Ne couchez jamais avec un hacker

Autre production Netflix, qui a cartonné : Rencontre fatale. Disons-le d’entrée de jeu : au début, on le regarde surtout parce qu’on veut voir Omar Epps alias Docteur Foreman dans Docteur House, jouer un dangereux sociopathe. Ellie est heureuse en ménage, mais à la faveur d’un rendez-vous professionnel, elle croise un ancien de camarade fac. Après un flirt un peu poussé, elle met fin à la relation. David ne l’entend pas de cette oreille et va s’immiscer autant que possible dans la vie d’Ellie.

Dans la catégorie thriller, à choisir, on préférera Obsession secrète dont le scénario est beaucoup plus original et qui nous promène de bout en bout. On ne comprend la machination qu’en même temps que l’héroïne, contrairement à d’autres films du même type où tout est cousu de fil blanc.

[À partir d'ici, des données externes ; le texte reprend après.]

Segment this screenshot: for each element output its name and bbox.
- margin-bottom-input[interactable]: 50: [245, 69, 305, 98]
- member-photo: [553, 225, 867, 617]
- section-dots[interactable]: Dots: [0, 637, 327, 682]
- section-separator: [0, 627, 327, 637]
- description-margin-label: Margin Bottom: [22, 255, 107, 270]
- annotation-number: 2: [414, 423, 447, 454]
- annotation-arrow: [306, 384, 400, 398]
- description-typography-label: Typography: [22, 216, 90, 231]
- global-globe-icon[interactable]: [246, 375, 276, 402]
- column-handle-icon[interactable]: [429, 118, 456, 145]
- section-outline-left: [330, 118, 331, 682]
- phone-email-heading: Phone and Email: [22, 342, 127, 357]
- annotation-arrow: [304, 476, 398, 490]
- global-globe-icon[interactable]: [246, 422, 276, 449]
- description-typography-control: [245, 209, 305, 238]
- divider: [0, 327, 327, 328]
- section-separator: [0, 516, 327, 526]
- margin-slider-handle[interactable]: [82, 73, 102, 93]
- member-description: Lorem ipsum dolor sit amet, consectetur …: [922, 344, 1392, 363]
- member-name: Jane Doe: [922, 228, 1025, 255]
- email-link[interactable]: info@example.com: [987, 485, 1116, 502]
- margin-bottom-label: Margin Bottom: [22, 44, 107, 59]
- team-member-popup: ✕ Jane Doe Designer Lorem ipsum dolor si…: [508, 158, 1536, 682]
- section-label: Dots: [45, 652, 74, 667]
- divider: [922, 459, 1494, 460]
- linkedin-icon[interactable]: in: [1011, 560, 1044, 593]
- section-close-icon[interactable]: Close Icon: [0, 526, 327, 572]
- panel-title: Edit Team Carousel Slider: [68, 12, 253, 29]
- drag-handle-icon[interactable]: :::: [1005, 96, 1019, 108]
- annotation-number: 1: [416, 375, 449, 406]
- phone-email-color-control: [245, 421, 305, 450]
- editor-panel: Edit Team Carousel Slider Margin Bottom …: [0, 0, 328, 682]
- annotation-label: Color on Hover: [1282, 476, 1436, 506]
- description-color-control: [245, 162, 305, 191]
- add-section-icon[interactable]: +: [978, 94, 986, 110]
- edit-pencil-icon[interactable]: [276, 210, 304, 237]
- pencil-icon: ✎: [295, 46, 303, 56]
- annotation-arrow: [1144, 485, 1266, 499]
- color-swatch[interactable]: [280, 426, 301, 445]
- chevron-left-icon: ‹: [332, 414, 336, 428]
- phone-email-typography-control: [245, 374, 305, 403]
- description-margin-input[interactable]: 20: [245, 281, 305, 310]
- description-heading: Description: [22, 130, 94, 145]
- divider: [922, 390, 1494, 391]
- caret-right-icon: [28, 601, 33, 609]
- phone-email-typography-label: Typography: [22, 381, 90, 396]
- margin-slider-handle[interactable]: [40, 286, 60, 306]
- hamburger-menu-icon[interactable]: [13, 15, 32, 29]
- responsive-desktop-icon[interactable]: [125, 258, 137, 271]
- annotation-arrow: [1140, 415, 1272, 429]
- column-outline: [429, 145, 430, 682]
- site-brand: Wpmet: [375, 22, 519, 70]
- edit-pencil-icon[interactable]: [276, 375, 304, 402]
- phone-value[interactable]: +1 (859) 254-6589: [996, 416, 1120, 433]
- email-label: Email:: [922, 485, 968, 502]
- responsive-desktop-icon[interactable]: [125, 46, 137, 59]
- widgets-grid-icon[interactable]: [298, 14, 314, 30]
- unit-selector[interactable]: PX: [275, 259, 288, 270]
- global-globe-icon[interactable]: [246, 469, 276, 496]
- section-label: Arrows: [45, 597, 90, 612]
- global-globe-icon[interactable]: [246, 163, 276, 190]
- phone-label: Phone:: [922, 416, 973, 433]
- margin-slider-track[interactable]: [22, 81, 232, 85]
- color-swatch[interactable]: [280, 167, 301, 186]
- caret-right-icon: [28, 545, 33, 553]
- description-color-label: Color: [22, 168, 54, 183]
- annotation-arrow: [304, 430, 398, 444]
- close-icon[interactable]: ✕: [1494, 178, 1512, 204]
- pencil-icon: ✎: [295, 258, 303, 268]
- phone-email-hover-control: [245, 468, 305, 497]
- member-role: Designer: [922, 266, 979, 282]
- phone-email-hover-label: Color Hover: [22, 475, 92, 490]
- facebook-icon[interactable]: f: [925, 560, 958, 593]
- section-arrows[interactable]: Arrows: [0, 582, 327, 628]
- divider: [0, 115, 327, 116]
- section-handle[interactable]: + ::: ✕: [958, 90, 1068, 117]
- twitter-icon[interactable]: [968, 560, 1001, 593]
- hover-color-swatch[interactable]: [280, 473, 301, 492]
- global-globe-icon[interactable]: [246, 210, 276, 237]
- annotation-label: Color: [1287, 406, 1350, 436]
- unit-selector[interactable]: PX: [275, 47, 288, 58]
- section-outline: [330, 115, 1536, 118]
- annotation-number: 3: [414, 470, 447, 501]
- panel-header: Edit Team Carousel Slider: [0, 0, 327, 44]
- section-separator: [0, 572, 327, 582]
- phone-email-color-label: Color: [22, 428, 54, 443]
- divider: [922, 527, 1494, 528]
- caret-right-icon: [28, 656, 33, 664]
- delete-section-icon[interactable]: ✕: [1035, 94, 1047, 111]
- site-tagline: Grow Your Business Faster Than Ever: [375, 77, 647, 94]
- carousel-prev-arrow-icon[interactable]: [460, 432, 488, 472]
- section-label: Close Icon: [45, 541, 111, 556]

Il va falloir prendre son mal en patience avant de pouvoir retrouver un semblant de vie nocturne et sociale. Si vous n’êtes pas client de film-catastrophe ni de films d’horreur, Netflix pourra vous fournir quelques thrillers assez sympathiques. En dehors des productions de la plateforme, on (re) verra avec bonheur certains classiques dont Shutter Island ainsi que Zodiac. Ce dernier est spécialement indiqué pour les fans de cryptologie et les amateurs de tueurs de série, même s’il n’est pas exempt de quelques longueurs.